Le président de la Haute Autorité de la Communication a jeté un regard critique sur l’évolution de la presse en Guinée des années 90 à maintenant.

Invité chez nos confrères de Fim fm ce mercredi, 25 août 2021, Boubacar Yacine Diallo a décrit les faits, pas sans dire son regret. Il a surtout saisi l’occasion pour dénoncer certaines pratiques peu orthodoxes au sein de la corporation.

« J’ai une déception en ce qui concerne la presse écrite. Elle existe depuis 91, 92. La Guinée n’a pas réussi à avoir un seul quotidien. Ça, c’est mon premier regret. Il n’y a pas de quotidien, je le regrette et je le condamne même. J’en ai honte. Mais malheureusement, c’est qu’il y a plus de journalistes que d’organes. Parce qu’en Guinée maintenant, c’est un journaliste qui est l’organe. On me dit, c’est une critique qu’on fait, que je n’ai pas voulu donner des cartes à des journalistes qui travaillent pour des entreprises de presse qui n’ont pas de siège. Pour moi, une entreprise qui n’a pas de siège, n’existe pas.
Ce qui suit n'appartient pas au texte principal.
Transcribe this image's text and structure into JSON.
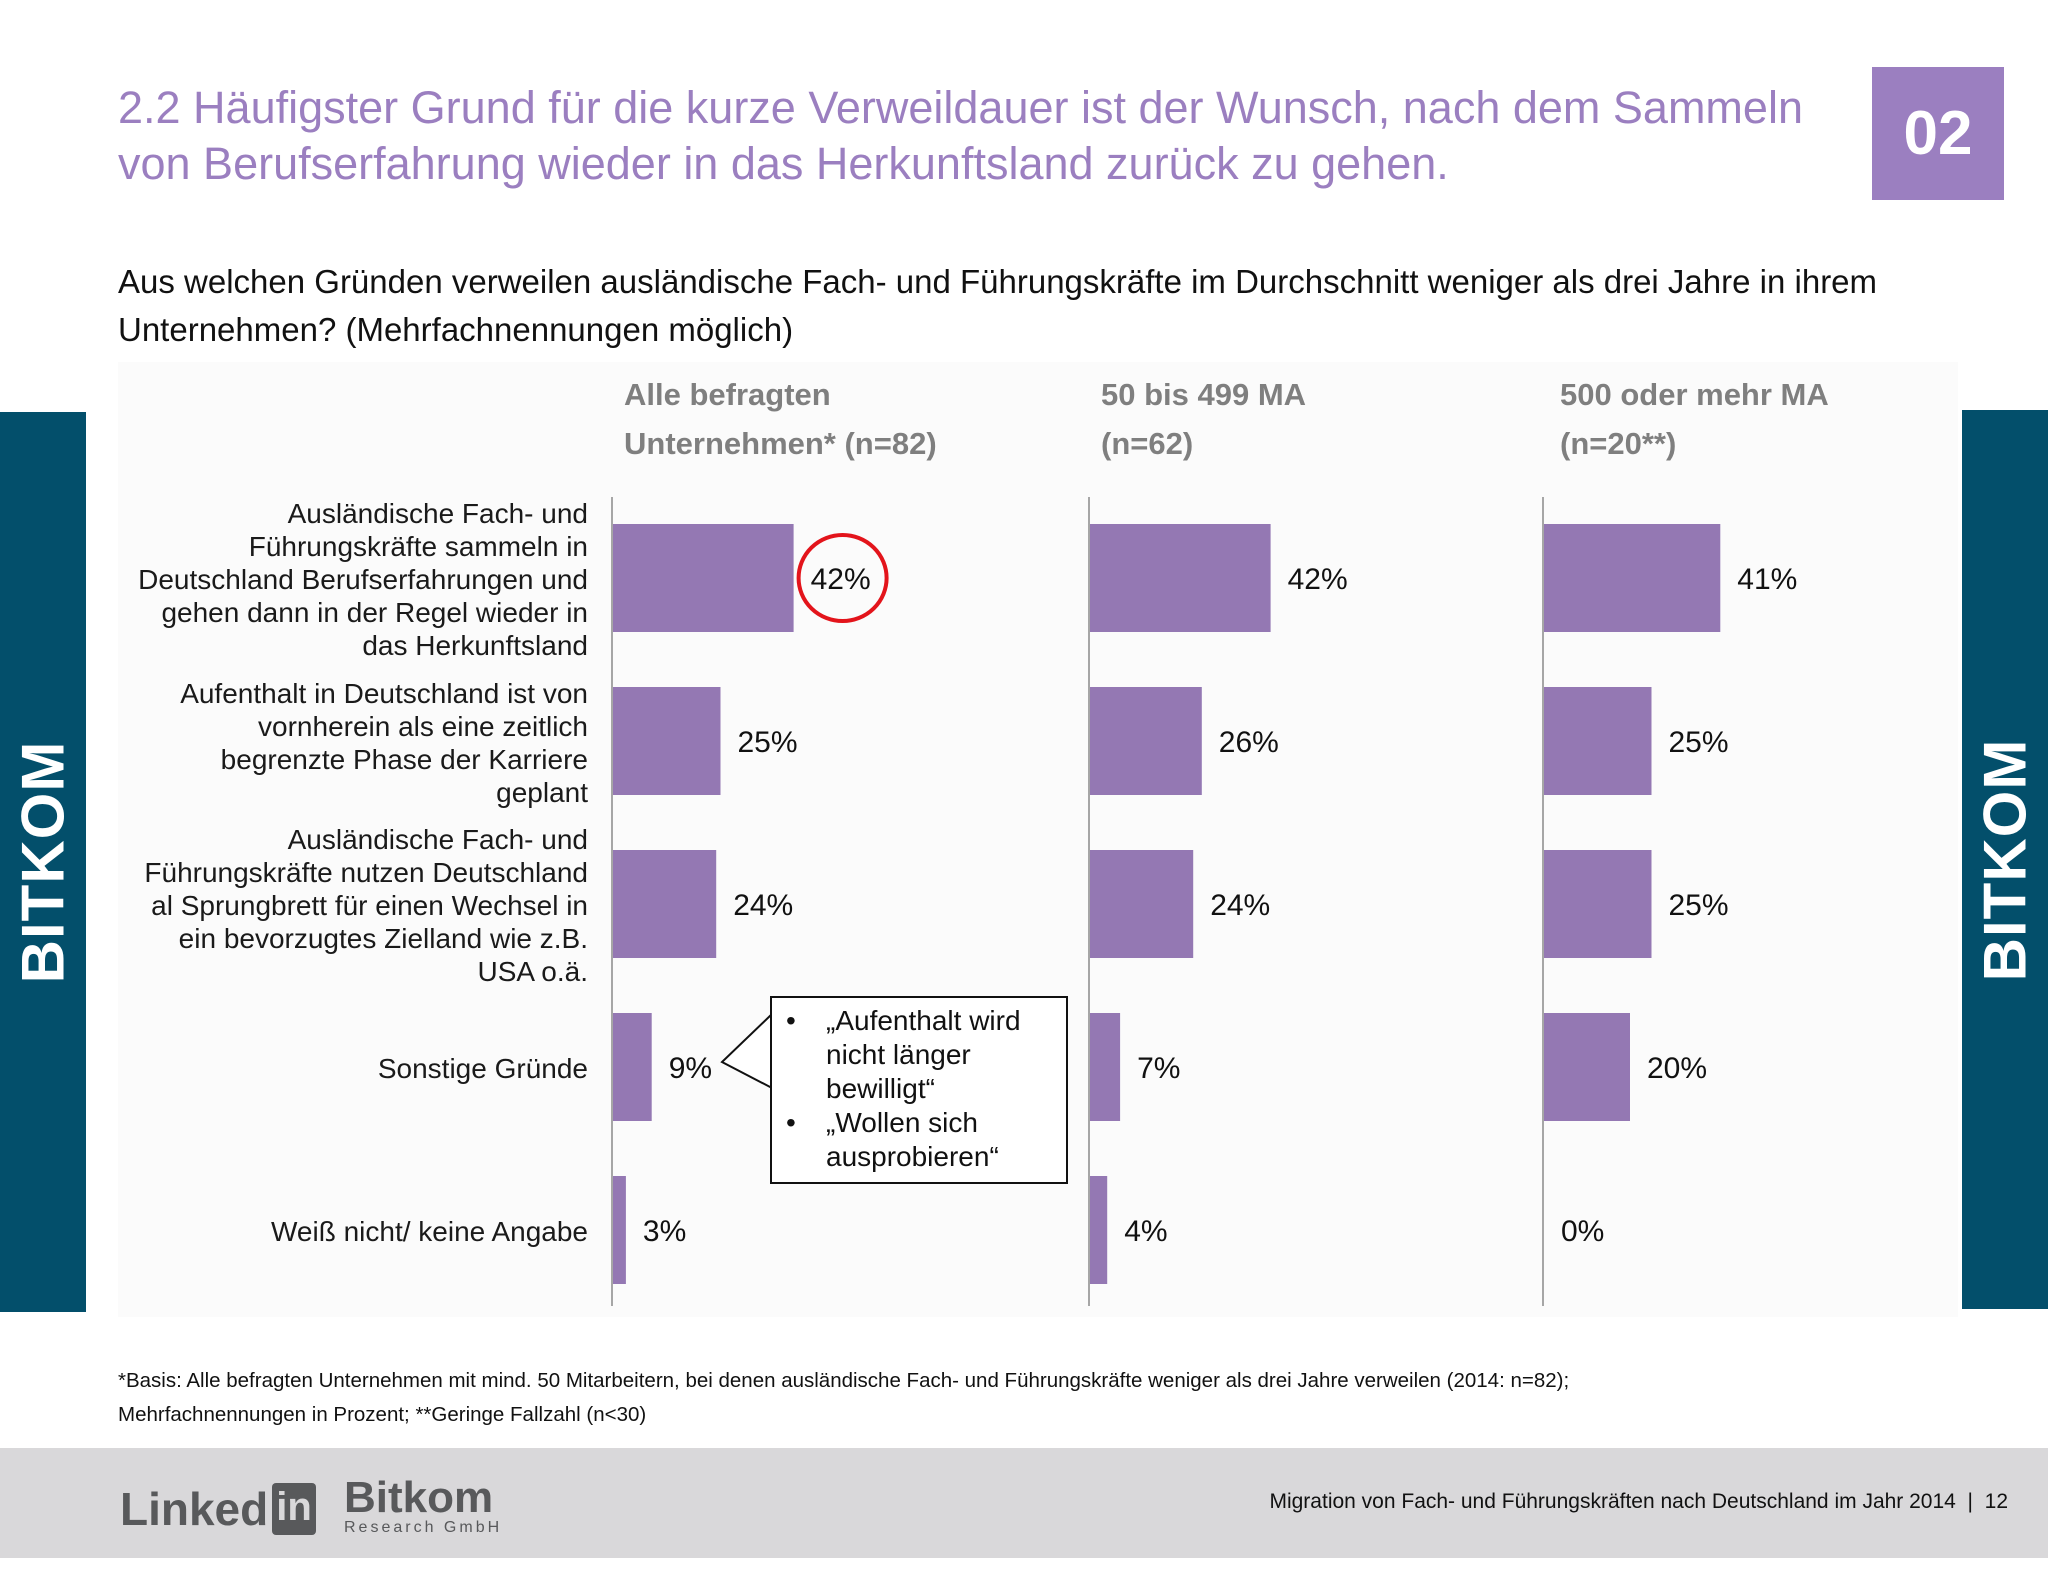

C’est élémentaire, ça quand même. Je me suis amusé même à leur dire, mais où est-ce qu’on vous dépose la publicité ? Parce qu’aucun annonceur ne vous amène la publicité par internet. Il faut qu’il s’assure que si sa pub ne passe pas, il a, au moins, un endroit pour aller réclamer. Alors c’est la conséquence de la manière dont la subvention a été répartie depuis le début. Elle a fait éclater la presse en de petits groupuscules, dirigés par des individus. Chaque journaliste est patron. C’est une exceptionnelle guinéenne. Il faut arrêter ça.
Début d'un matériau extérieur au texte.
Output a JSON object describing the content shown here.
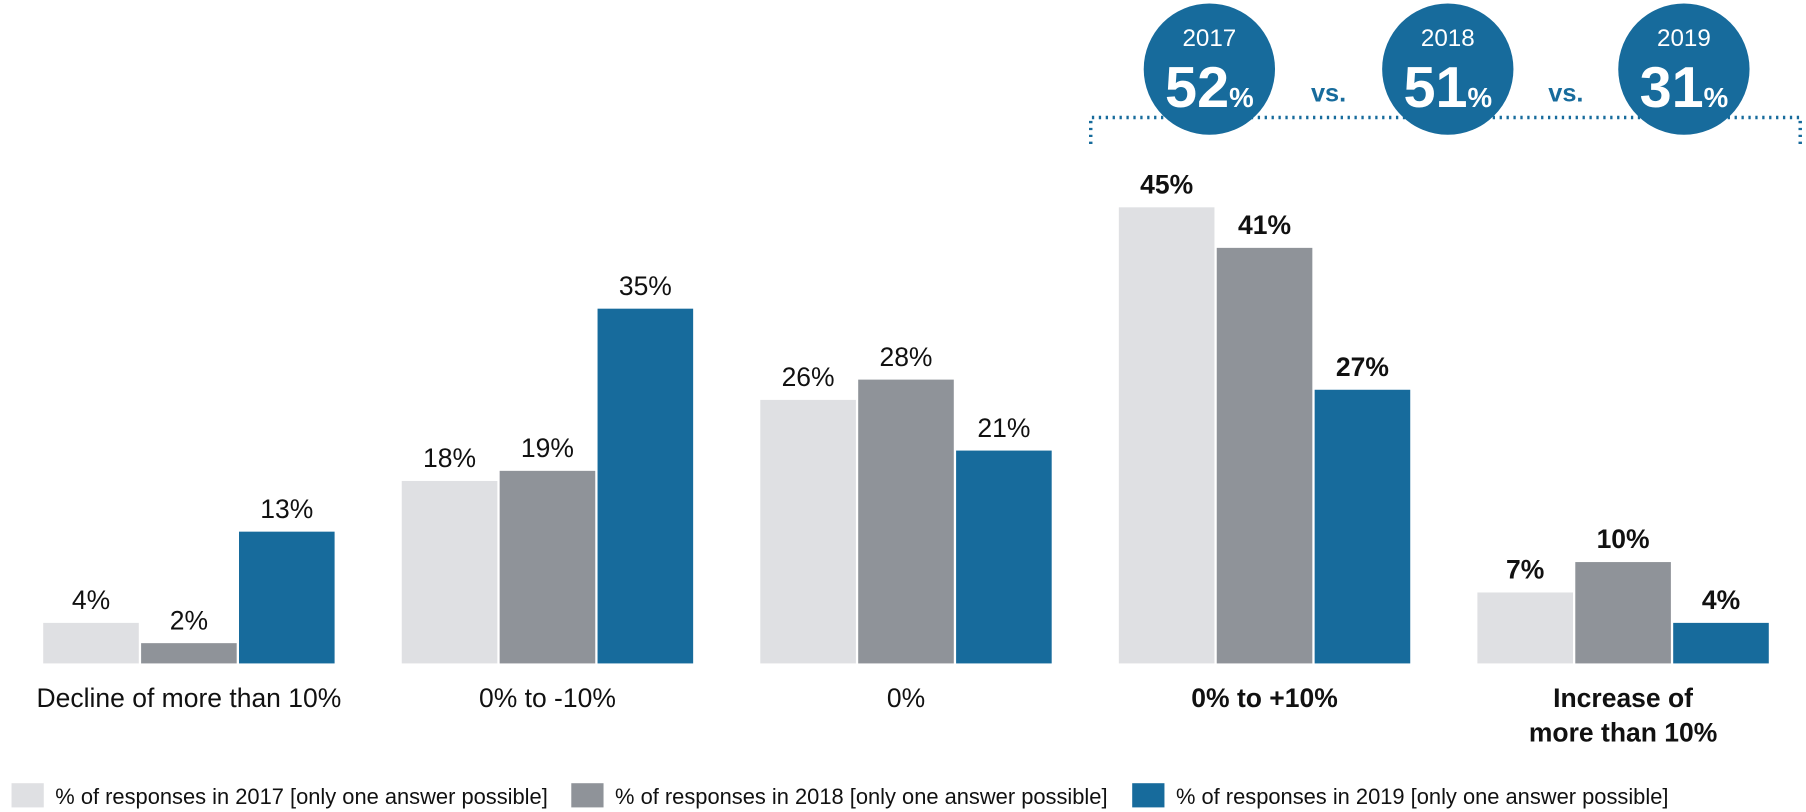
{
  "chart_data": {
    "type": "bar",
    "categories": [
      "Decline of more than 10%",
      "0% to -10%",
      "0%",
      "0% to +10%",
      "Increase of\nmore than 10%"
    ],
    "bold_categories": [
      3,
      4
    ],
    "series": [
      {
        "name": "% of responses in 2017 [only one answer possible]",
        "color": "#dfe0e3",
        "values": [
          4,
          18,
          26,
          45,
          7
        ],
        "value_labels": [
          "4%",
          "18%",
          "26%",
          "45%",
          "7%"
        ]
      },
      {
        "name": "% of responses in 2018 [only one answer possible]",
        "color": "#8f9399",
        "values": [
          2,
          19,
          28,
          41,
          10
        ],
        "value_labels": [
          "2%",
          "19%",
          "28%",
          "41%",
          "10%"
        ]
      },
      {
        "name": "% of responses in 2019 [only one answer possible]",
        "color": "#176b9c",
        "values": [
          13,
          35,
          21,
          27,
          4
        ],
        "value_labels": [
          "13%",
          "35%",
          "21%",
          "27%",
          "4%"
        ]
      }
    ],
    "callout": {
      "color": "#176b9c",
      "separator": "vs.",
      "items": [
        {
          "year": "2017",
          "value": 52,
          "unit": "%"
        },
        {
          "year": "2018",
          "value": 51,
          "unit": "%"
        },
        {
          "year": "2019",
          "value": 31,
          "unit": "%"
        }
      ]
    }
  }
}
Prenez les grands journaux français. Ils se sont recyclés. C’est-à-dire qu’il n’y a que quelques Vieux qui achètent « Le Monde » (un journal français en papier ndlr). Mais tout le monde lit « Le Monde » à la seconde près, les informations défilent à la seconde près. Mais en Guinée, les entreprises de presse ne sont pas constituées. C’est la conséquence. Et aujourd’hui malheureusement, j’ai vu dans la répartition de la subvention des journaux qui n’existent plus. Pour tant qui étaient des pionniers. Donc, je pense que ça, c’est un échec et on doit pouvoir réfléchir sur les conditions de relance de la presse écrite parce qu’elle a encore sa place. Mais sous réserve qu’elle s’adapte à la description que vous étiez en train de faire (la numérisation : ndlr). Sinon, elle est condamnée à mort. Et ça serait triste.

La presse en ligne est devenue le quotidien. C’est-à-dire que tout le monde se réveille avec la presse en ligne et tout le monde dort après avoir consulté la presse en ligne. Là également, il y a des entreprises qui sont constituées. Malheureusement aujourd’hui, presque chaque journaliste à un site à lui. Mais il fait du copier-coller. Il fait du plagiat parce que seul, il ne peut pas produire de contenu pour un site d’information. Mais c’est l’une des conséquences encore de la subvention. C’est-à- dire que vous prenez un journaliste qui est déjà employé, qui a un site, qui a 17 millions de francs guinéens de subvention par an, ça lui fera 1.500 mille par mois. Un fonctionnaire fraîchement engagé à la fonction publique, c’est son salaire. Donc voilà un individu qui gagne l’équivalent du salaire d’un fonctionnaire qui va pendant 30 jours au travail, alors que lui, il est déjà employé d’un média. Ça, ça doit encore s’arrêter », a dénoncé le président de la Haute Autorité de la Communication, Boubacar Yacine Diallo.